Superior Court upholds $187.6m class action against Wal-Mart

The state Superior Court has upheld a $187.6m class action award against retail titan Wal-Mart over allegations that its Pennsylvania employees were not properly compensated for off-the-clock work and missed rest breaks.

At the same time, the panel of judges John L. Musmanno and Christine L. Donohue and Senior judge James J. Fitzgerald III also found that the $45.6m in attorney fees Philadelphia Common Pleas Court judge Mark I. Bernstein awarded to law firms Donovan Searles & Axler in Philadelphia, Abbey Spanier Rodd Abrams & Paradis in New York, Bader & Associates of Denver, and Azar & Associates of Aurora, Colo., must be recalculated.

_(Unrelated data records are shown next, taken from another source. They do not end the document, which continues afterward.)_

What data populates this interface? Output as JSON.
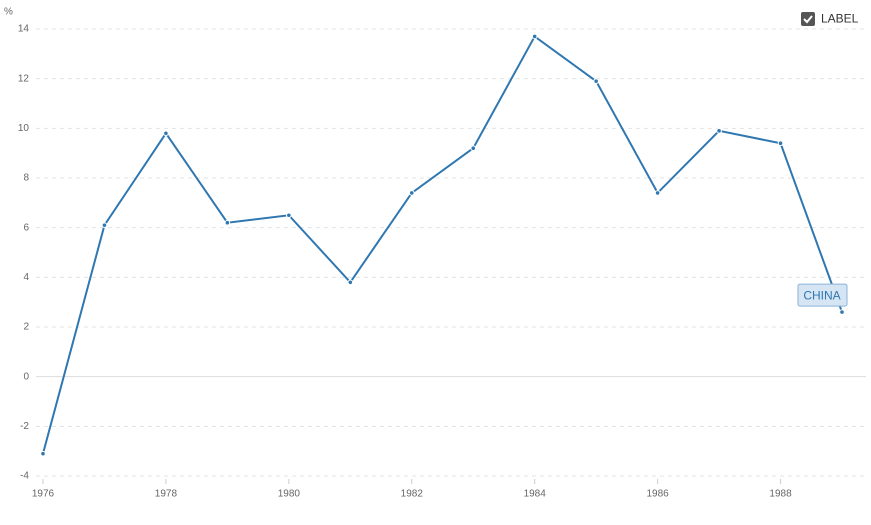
{
  "chart_data": {
    "type": "line",
    "y_label": "%",
    "toggle_label": "LABEL",
    "x": [
      1976,
      1977,
      1978,
      1979,
      1980,
      1981,
      1982,
      1983,
      1984,
      1985,
      1986,
      1987,
      1988,
      1989
    ],
    "series": [
      {
        "name": "CHINA",
        "color": "#2f77b1",
        "values": [
          -3.1,
          6.1,
          9.8,
          6.2,
          6.5,
          3.8,
          7.4,
          9.2,
          13.7,
          11.9,
          7.4,
          9.9,
          9.4,
          2.6
        ]
      }
    ],
    "xlim": [
      1976,
      1989
    ],
    "xticks": [
      1976,
      1978,
      1980,
      1982,
      1984,
      1986,
      1988
    ],
    "ylim": [
      -4,
      14
    ],
    "yticks": [
      -4,
      -2,
      0,
      2,
      4,
      6,
      8,
      10,
      12,
      14
    ],
    "grid": true
  }
}
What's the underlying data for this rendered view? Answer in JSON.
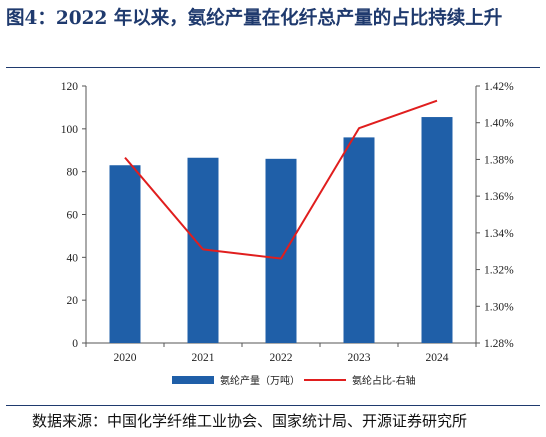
{
  "title": "图4：2022 年以来，氨纶产量在化纤总产量的占比持续上升",
  "source": "数据来源：中国化学纤维工业协会、国家统计局、开源证券研究所",
  "colors": {
    "bar": "#1f5fa8",
    "line": "#e01e1e",
    "title": "#1f3a6e"
  },
  "chart_data": {
    "type": "bar+line",
    "categories": [
      "2020",
      "2021",
      "2022",
      "2023",
      "2024"
    ],
    "series": [
      {
        "name": "氨纶产量（万吨）",
        "type": "bar",
        "axis": "left",
        "values": [
          83,
          86.5,
          86,
          96,
          105.5
        ]
      },
      {
        "name": "氨纶占比-右轴",
        "type": "line",
        "axis": "right",
        "values": [
          1.381,
          1.331,
          1.326,
          1.397,
          1.412
        ]
      }
    ],
    "y_left": {
      "min": 0,
      "max": 120,
      "ticks": [
        "0",
        "20",
        "40",
        "60",
        "80",
        "100",
        "120"
      ]
    },
    "y_right": {
      "min": 1.28,
      "max": 1.42,
      "ticks": [
        "1.28%",
        "1.30%",
        "1.32%",
        "1.34%",
        "1.36%",
        "1.38%",
        "1.40%",
        "1.42%"
      ]
    },
    "grid": false,
    "legend": "bottom"
  }
}
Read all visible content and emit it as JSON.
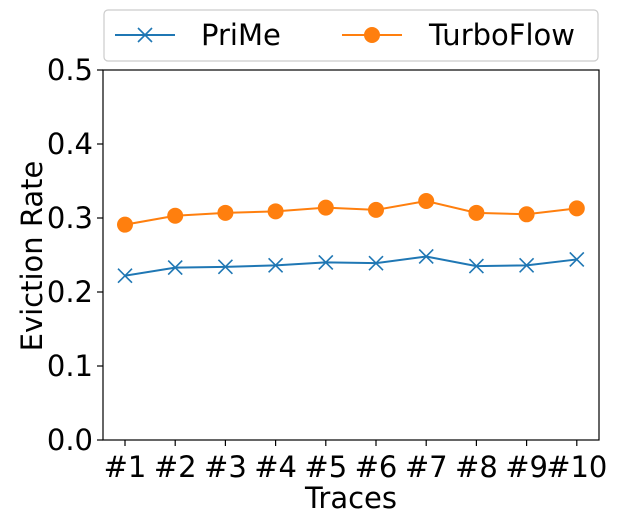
{
  "chart_data": {
    "type": "line",
    "title": "",
    "xlabel": "Traces",
    "ylabel": "Eviction Rate",
    "categories": [
      "#1",
      "#2",
      "#3",
      "#4",
      "#5",
      "#6",
      "#7",
      "#8",
      "#9",
      "#10"
    ],
    "ylim": [
      0.0,
      0.5
    ],
    "yticks": [
      "0.0",
      "0.1",
      "0.2",
      "0.3",
      "0.4",
      "0.5"
    ],
    "grid": false,
    "legend_position": "top",
    "series": [
      {
        "name": "PriMe",
        "marker": "x",
        "color": "#1f77b4",
        "values": [
          0.222,
          0.233,
          0.234,
          0.236,
          0.24,
          0.239,
          0.248,
          0.235,
          0.236,
          0.244
        ]
      },
      {
        "name": "TurboFlow",
        "marker": "circle",
        "color": "#ff7f0e",
        "values": [
          0.291,
          0.303,
          0.307,
          0.309,
          0.314,
          0.311,
          0.323,
          0.307,
          0.305,
          0.313
        ]
      }
    ]
  }
}
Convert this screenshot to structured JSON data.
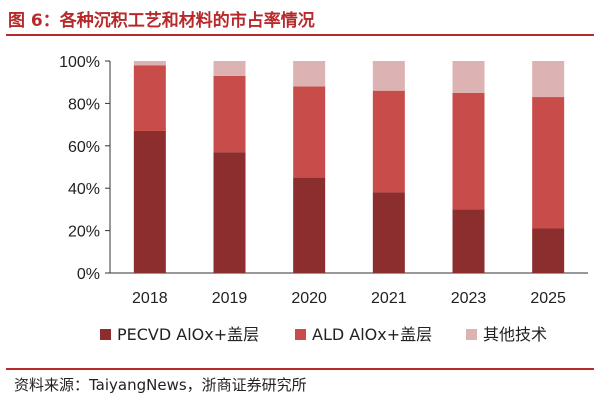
{
  "header": {
    "title": "图 6：各种沉积工艺和材料的市占率情况"
  },
  "footer": {
    "source": "资料来源：TaiyangNews，浙商证券研究所"
  },
  "chart_data": {
    "type": "bar",
    "stacked": true,
    "categories": [
      "2018",
      "2019",
      "2020",
      "2021",
      "2023",
      "2025"
    ],
    "series": [
      {
        "name": "PECVD AlOx+盖层",
        "values": [
          67,
          57,
          45,
          38,
          30,
          21
        ],
        "color": "#8b2e2d"
      },
      {
        "name": "ALD AlOx+盖层",
        "values": [
          31,
          36,
          43,
          48,
          55,
          62
        ],
        "color": "#c84d4a"
      },
      {
        "name": "其他技术",
        "values": [
          2,
          7,
          12,
          14,
          15,
          17
        ],
        "color": "#ddb2b2"
      }
    ],
    "ylim": [
      0,
      100
    ],
    "yticks": [
      "0%",
      "20%",
      "40%",
      "60%",
      "80%",
      "100%"
    ],
    "legend_position": "bottom",
    "grid": false
  }
}
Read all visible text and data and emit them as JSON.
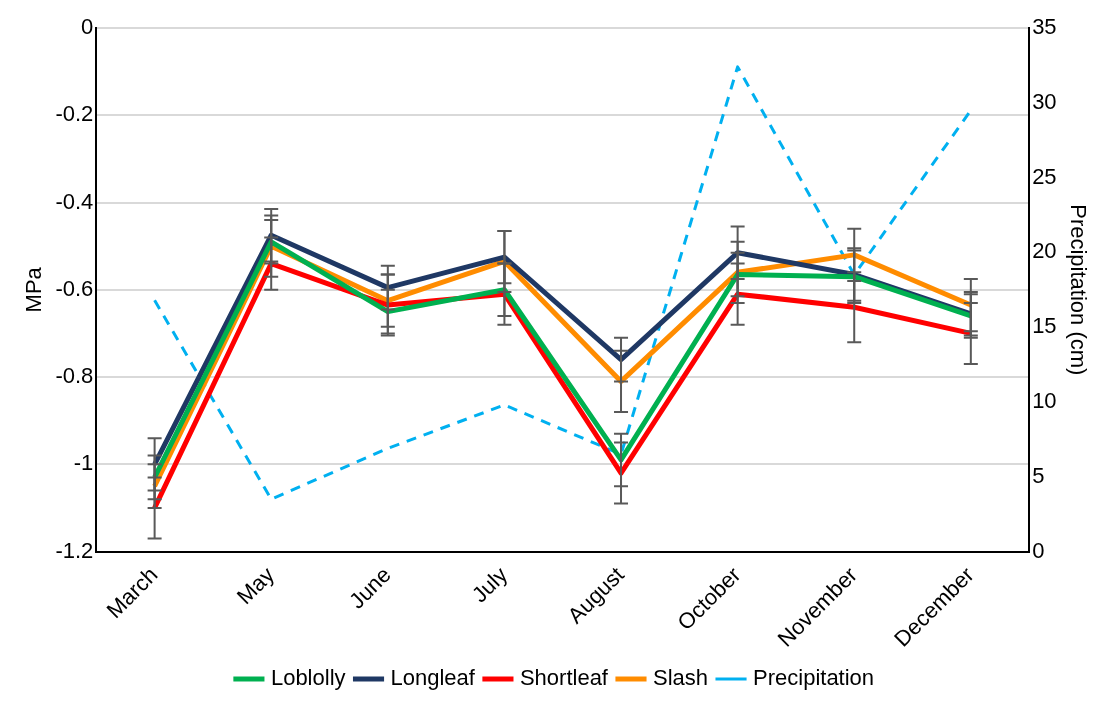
{
  "chart_data": {
    "type": "line",
    "ylabel": "MPa",
    "y2label": "Precipitation (cm)",
    "categories": [
      "March",
      "May",
      "June",
      "July",
      "August",
      "October",
      "November",
      "December"
    ],
    "series": [
      {
        "name": "Loblolly",
        "color": "#00b050",
        "values": [
          -1.03,
          -0.49,
          -0.65,
          -0.6,
          -0.99,
          -0.565,
          -0.57,
          -0.66
        ],
        "errors": [
          0.05,
          0.05,
          0.05,
          0.06,
          0.06,
          0.05,
          0.06,
          0.05
        ]
      },
      {
        "name": "Longleaf",
        "color": "#1f3864",
        "values": [
          -1.0,
          -0.475,
          -0.595,
          -0.525,
          -0.76,
          -0.515,
          -0.565,
          -0.655
        ],
        "errors": [
          0.06,
          0.06,
          0.05,
          0.06,
          0.05,
          0.06,
          0.06,
          0.05
        ]
      },
      {
        "name": "Shortleaf",
        "color": "#ff0000",
        "values": [
          -1.1,
          -0.54,
          -0.635,
          -0.61,
          -1.02,
          -0.61,
          -0.64,
          -0.7
        ],
        "errors": [
          0.07,
          0.06,
          0.07,
          0.07,
          0.07,
          0.07,
          0.08,
          0.07
        ]
      },
      {
        "name": "Slash",
        "color": "#ff8c00",
        "values": [
          -1.05,
          -0.5,
          -0.625,
          -0.535,
          -0.81,
          -0.56,
          -0.52,
          -0.635
        ],
        "errors": [
          0.05,
          0.07,
          0.06,
          0.07,
          0.07,
          0.07,
          0.06,
          0.06
        ]
      },
      {
        "name": "Precipitation",
        "color": "#00b0f0",
        "axis": "y2",
        "line_style": "dashed",
        "values": [
          16.8,
          3.5,
          6.9,
          9.8,
          6.5,
          32.4,
          18.5,
          29.5
        ]
      }
    ],
    "ylim": [
      -1.2,
      0
    ],
    "yticks": [
      -1.2,
      -1,
      -0.8,
      -0.6,
      -0.4,
      -0.2,
      0
    ],
    "y2lim": [
      0,
      35
    ],
    "y2ticks": [
      0,
      5,
      10,
      15,
      20,
      25,
      30,
      35
    ],
    "grid": "y",
    "legend": "bottom",
    "marker": "none",
    "line_style": "solid"
  }
}
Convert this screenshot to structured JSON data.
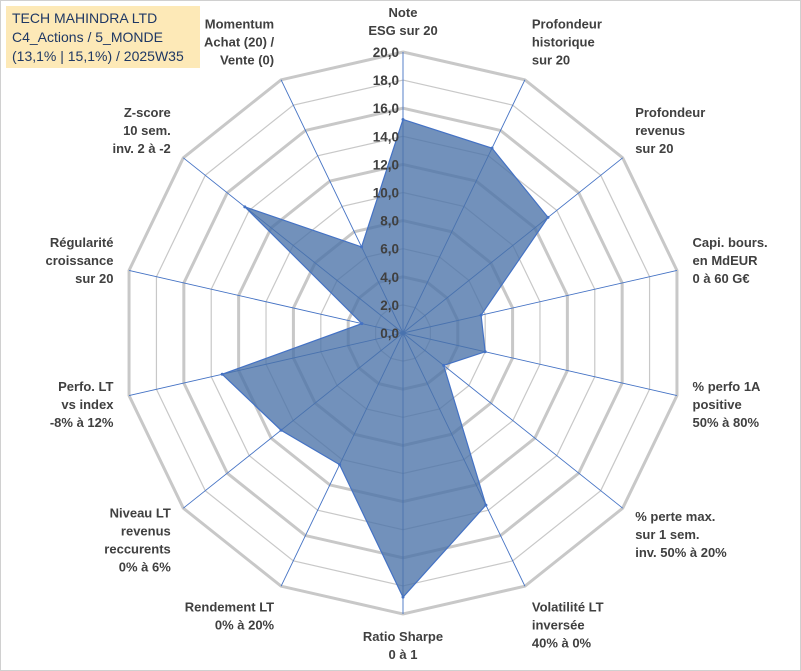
{
  "title": {
    "lines": [
      "TECH MAHINDRA LTD",
      "C4_Actions / 5_MONDE",
      "(13,1% | 15,1%) / 2025W35"
    ]
  },
  "colors": {
    "fill": "#4a72a8",
    "stroke": "#4472c4",
    "grid": "#c8c8c8",
    "spoke": "#4472c4",
    "title_bg": "#fde9b7",
    "title_text": "#1f3864"
  },
  "chart_data": {
    "type": "radar",
    "rmin": 0,
    "rmax": 20,
    "ticks": [
      "0,0",
      "2,0",
      "4,0",
      "6,0",
      "8,0",
      "10,0",
      "12,0",
      "14,0",
      "16,0",
      "18,0",
      "20,0"
    ],
    "axes": [
      [
        "Note",
        "ESG sur 20"
      ],
      [
        "Profondeur",
        "historique",
        "sur 20"
      ],
      [
        "Profondeur",
        "revenus",
        "sur 20"
      ],
      [
        "Capi. bours.",
        "en MdEUR",
        "0 à 60 G€"
      ],
      [
        "% perfo 1A",
        "positive",
        "50% à 80%"
      ],
      [
        "% perte max.",
        "sur 1 sem.",
        "inv. 50% à 20%"
      ],
      [
        "Volatilité LT",
        "inversée",
        "40% à 0%"
      ],
      [
        "Ratio Sharpe",
        "0 à 1"
      ],
      [
        "Rendement LT",
        "0% à 20%"
      ],
      [
        "Niveau LT",
        "revenus",
        "reccurents",
        "0% à 6%"
      ],
      [
        "Perfo. LT",
        "vs index",
        "-8% à 12%"
      ],
      [
        "Régularité",
        "croissance",
        "sur 20"
      ],
      [
        "Z-score",
        "10 sem.",
        "inv. 2 à -2"
      ],
      [
        "Momentum",
        "Achat (20) /",
        "Vente (0)"
      ]
    ],
    "values": [
      15.2,
      14.6,
      13.2,
      5.7,
      6.0,
      3.7,
      13.6,
      18.8,
      10.4,
      11.1,
      13.2,
      3.0,
      14.4,
      6.8
    ],
    "grid": true,
    "legend": "none"
  }
}
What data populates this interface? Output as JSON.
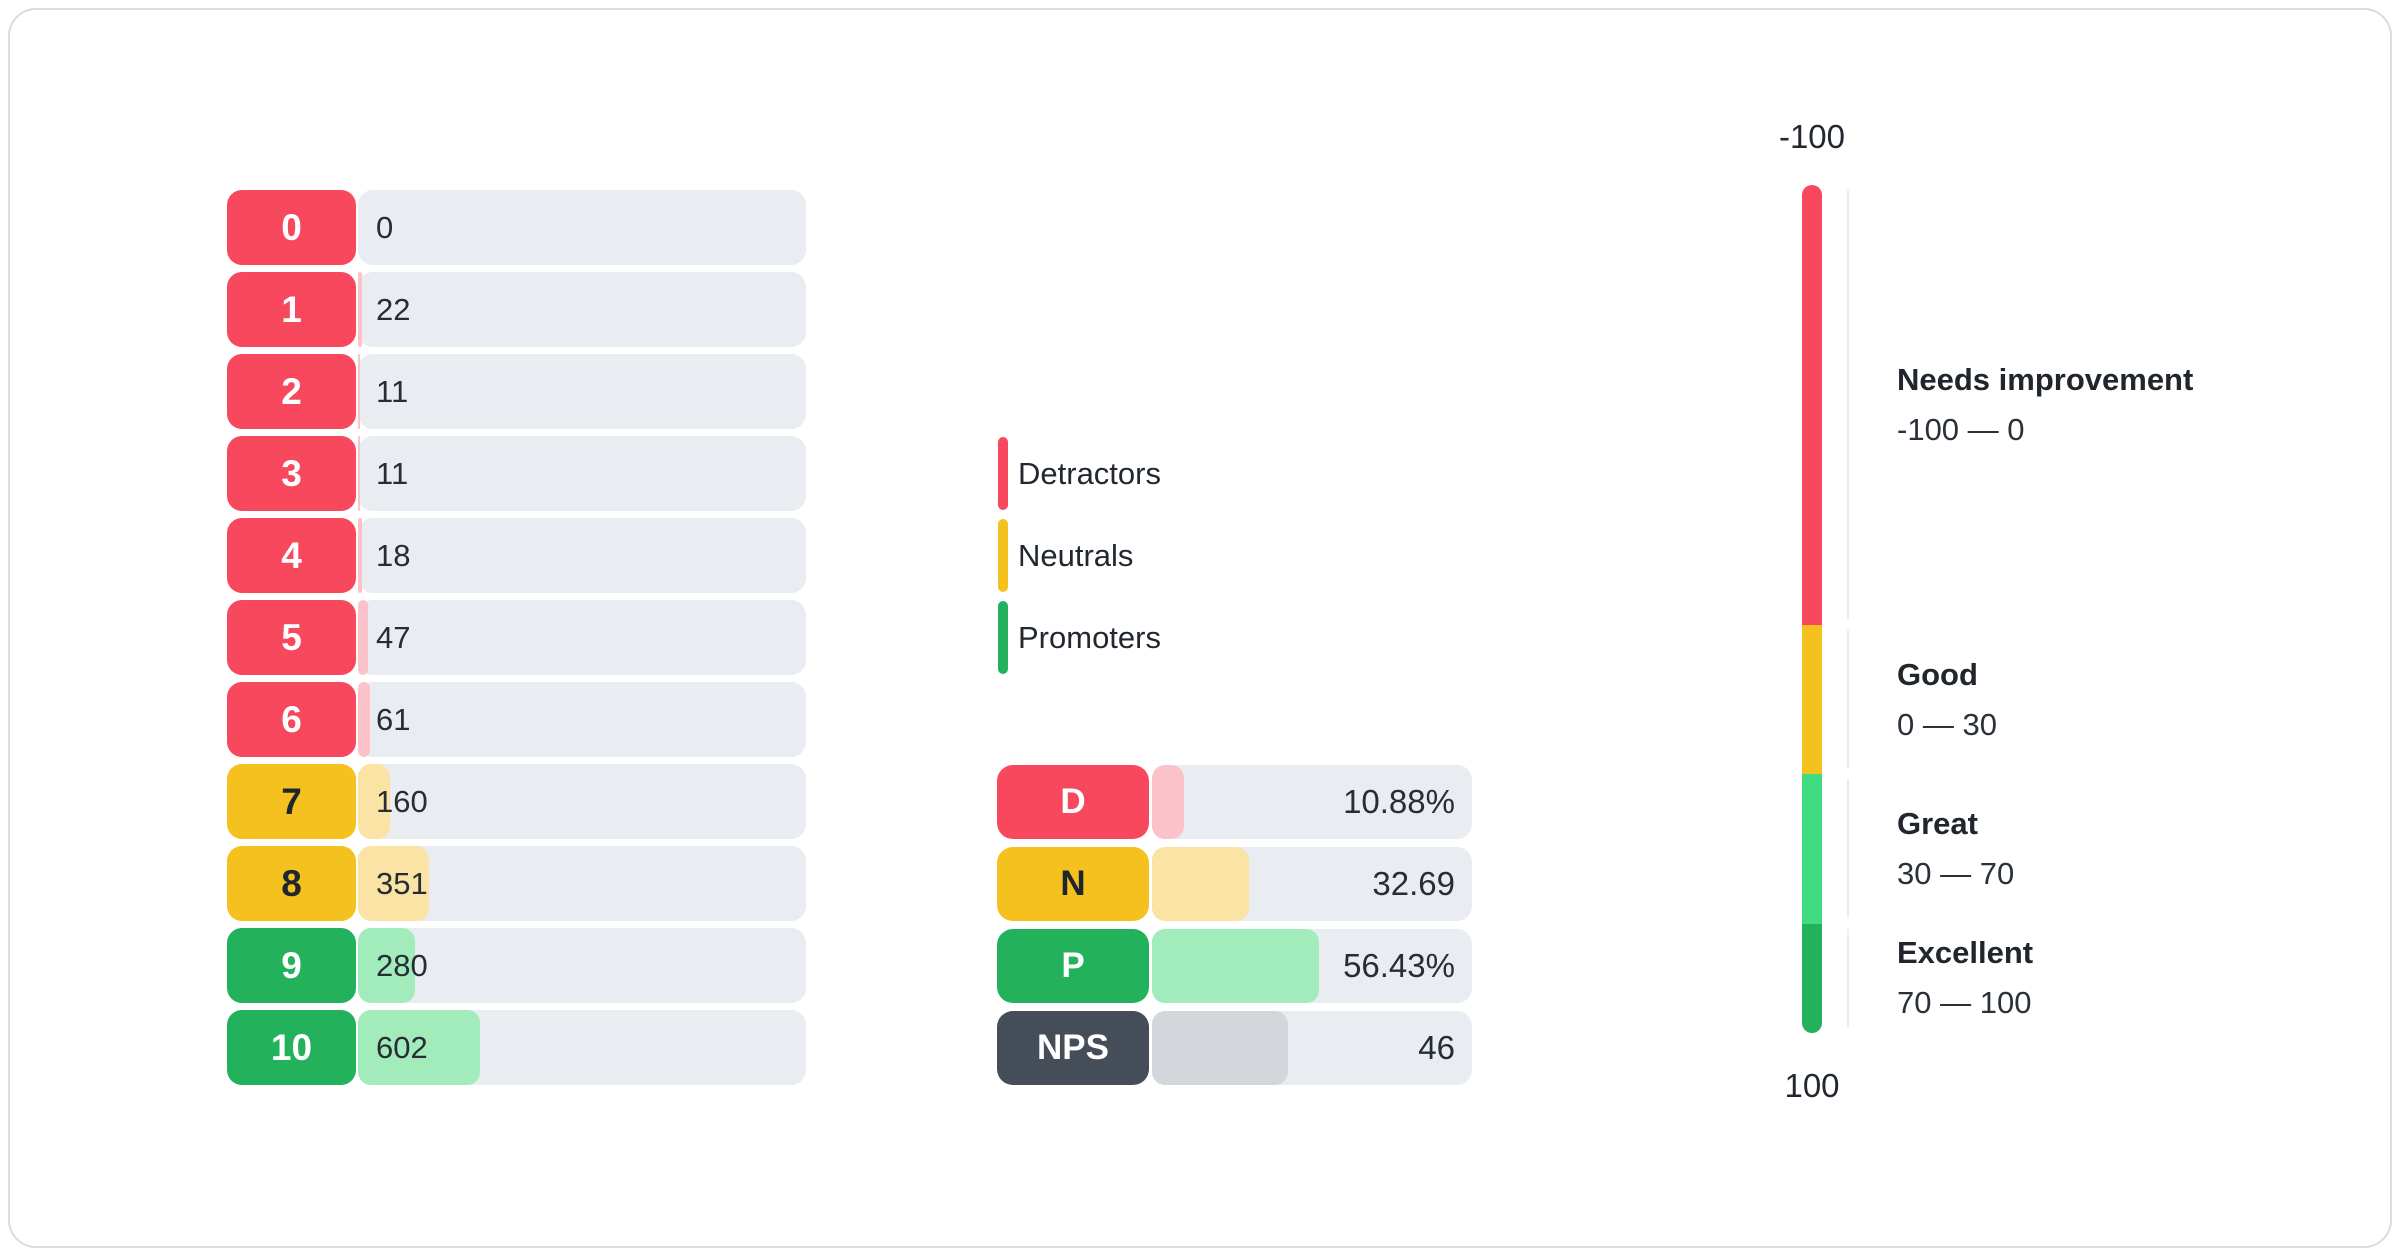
{
  "colors": {
    "detractor": "#F8485E",
    "detractor_fill": "#FBC2CA",
    "neutral": "#F5C11E",
    "neutral_fill": "#FAE3A4",
    "promoter": "#23B25B",
    "promoter_light": "#41DC81",
    "promoter_fill": "#A2ECBB",
    "nps": "#454D59",
    "nps_fill": "#D3D7DC",
    "track": "#E9EDF1",
    "text_on_dark": "#FFFFFF",
    "text_on_light": "#21262C"
  },
  "chart_data": {
    "type": "bar",
    "score_distribution": {
      "categories": [
        "0",
        "1",
        "2",
        "3",
        "4",
        "5",
        "6",
        "7",
        "8",
        "9",
        "10"
      ],
      "values": [
        0,
        22,
        11,
        11,
        18,
        47,
        61,
        160,
        351,
        280,
        602
      ],
      "groups": [
        "detractor",
        "detractor",
        "detractor",
        "detractor",
        "detractor",
        "detractor",
        "detractor",
        "neutral",
        "neutral",
        "promoter",
        "promoter"
      ]
    },
    "legend": {
      "items": [
        {
          "label": "Detractors",
          "group": "detractor"
        },
        {
          "label": "Neutrals",
          "group": "neutral"
        },
        {
          "label": "Promoters",
          "group": "promoter"
        }
      ]
    },
    "summary": {
      "rows": [
        {
          "label": "D",
          "display": "10.88%",
          "value": 10.88,
          "group": "detractor"
        },
        {
          "label": "N",
          "display": "32.69",
          "value": 32.69,
          "group": "neutral"
        },
        {
          "label": "P",
          "display": "56.43%",
          "value": 56.43,
          "group": "promoter"
        },
        {
          "label": "NPS",
          "display": "46",
          "value": 46,
          "group": "nps"
        }
      ]
    },
    "gauge": {
      "axis_top_label": "-100",
      "axis_bottom_label": "100",
      "range": [
        -100,
        100
      ],
      "zones": [
        {
          "title": "Needs improvement",
          "range_label": "-100 — 0",
          "from": -100,
          "to": 0,
          "group": "detractor"
        },
        {
          "title": "Good",
          "range_label": "0 — 30",
          "from": 0,
          "to": 30,
          "group": "neutral"
        },
        {
          "title": "Great",
          "range_label": "30 — 70",
          "from": 30,
          "to": 70,
          "group": "promoter_light"
        },
        {
          "title": "Excellent",
          "range_label": "70 — 100",
          "from": 70,
          "to": 100,
          "group": "promoter"
        }
      ]
    }
  }
}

Bernstein "inadvertently double-counted" the firms' contingency fee rates, the panel said in a 211-page per curiam opinion released today.

When Bernstein granted the class counsels to apply a contingency multiplier of 3.7 to their total counsel fees of $12.34m and $3.58m in expenses for the work of 26 lawyers and 17 paralegals, among others, he did not take into account that Donovan Searles, as well as Abbey Spanier, had already factored the risk of a contingency fee into their rates, the panel said. The other firms calculated their rates based on their complex litigation hourly rates.